The North East chair of insolvency and restructuring trade body R3 has given a broad welcome to government plans to help struggling businesses make it through the Covid-19 pandemic by introducing new tools for business rescue.
Secretary of state for business, energy and industrial strategy Alok Sharma brought forward significant changes to the UK’s corporate insolvency framework to help businesses that are unable to meet their debts due to the impact of the coronavirus avoid having to file for insolvency.
The new tools include a short business rescue moratorium to protect companies from creditor action while they consider their options, a new court-based restructuring tool modelled on an existing measure (the English Scheme of Arrangement) and new rules to prevent suppliers from cancelling contracts with businesses in an insolvency procedure.

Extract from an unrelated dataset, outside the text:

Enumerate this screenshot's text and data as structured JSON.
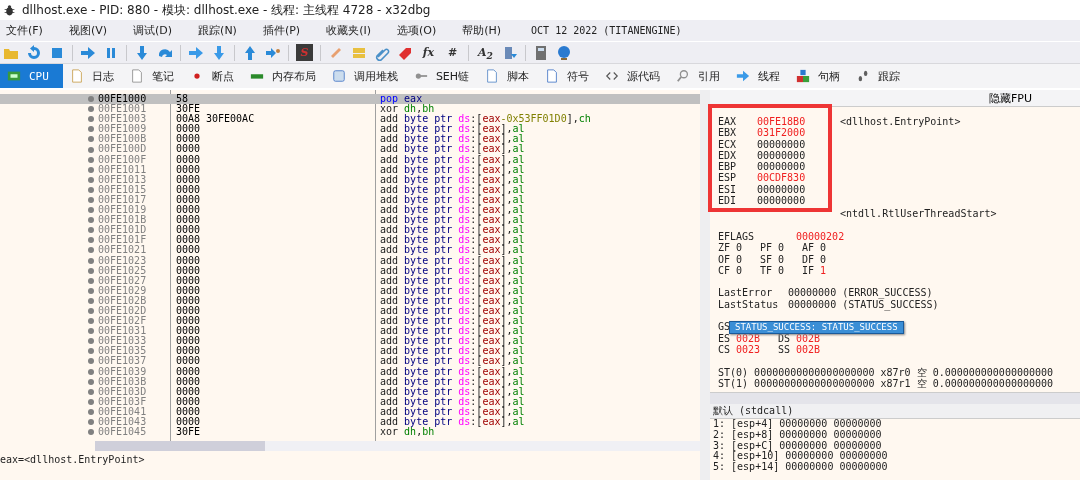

But while supporting the overall intention of what will be permanent additions to the UK’s corporate insolvency and restructuring framework, Alexandra Withers, who is an associate solicitor in the insolvency department of Short Richardson & Forth Solicitors, has highlighted the insolvency profession’s concerns over the temporary suspension of wrongful trading rules, announced alongside the new tools.
Wrongful trading regulations make it an offence for a company director to continue to trade if they know the business is unable to avoid insolvency.
Their suspension has been brought in to allow directors to continue to pay staff and suppliers in order to keep the business going without being personally liable for any ‘breach’ that occurs.
However, many members of the insolvency and restructuring profession fear that a blanket suspension could risk abuse as the provisions are there for a reason and protect creditors.
Legislation covering the changes is to be brought forward at the earliest opportunity and will, once passed, be backdated to the beginning of March.
Alexandra Withers says: “The UK has a world-leading insolvency and restructuring framework, and the new restructuring tools in this package give our profession more options to help businesses navigate COVID-19 disruption. We’re pleased the Government has listened to the profession’s feedback and is focused on making these new tools accessible for the businesses that need them.
“The profession does, however, have some serious concerns about the Government’s plans to suspend wrongful trading – the provisions are there to protect creditors and a blanket suspension could risk abuse.
“The details of how exactly the suspension and these tools will work are still to be fleshed out, and it’s important that, as the Government works on the details, it listens to creditors, including lenders, the wider business community and in particular landlords on how they will be affected by the moratorium.
“Until the changes are formally introduced, insolvency professionals will continue to use the wide range of existing tools we have at our disposal to help restructure businesses and rescue jobs.
“We do understand that directors may be worried about the consequences of continuing to trade amid the COVID-19 disruption if they’re missing debt payments, but good advice from an insolvency practitioner or insolvency lawyer will remove their risk of facing a wrongful trading action.”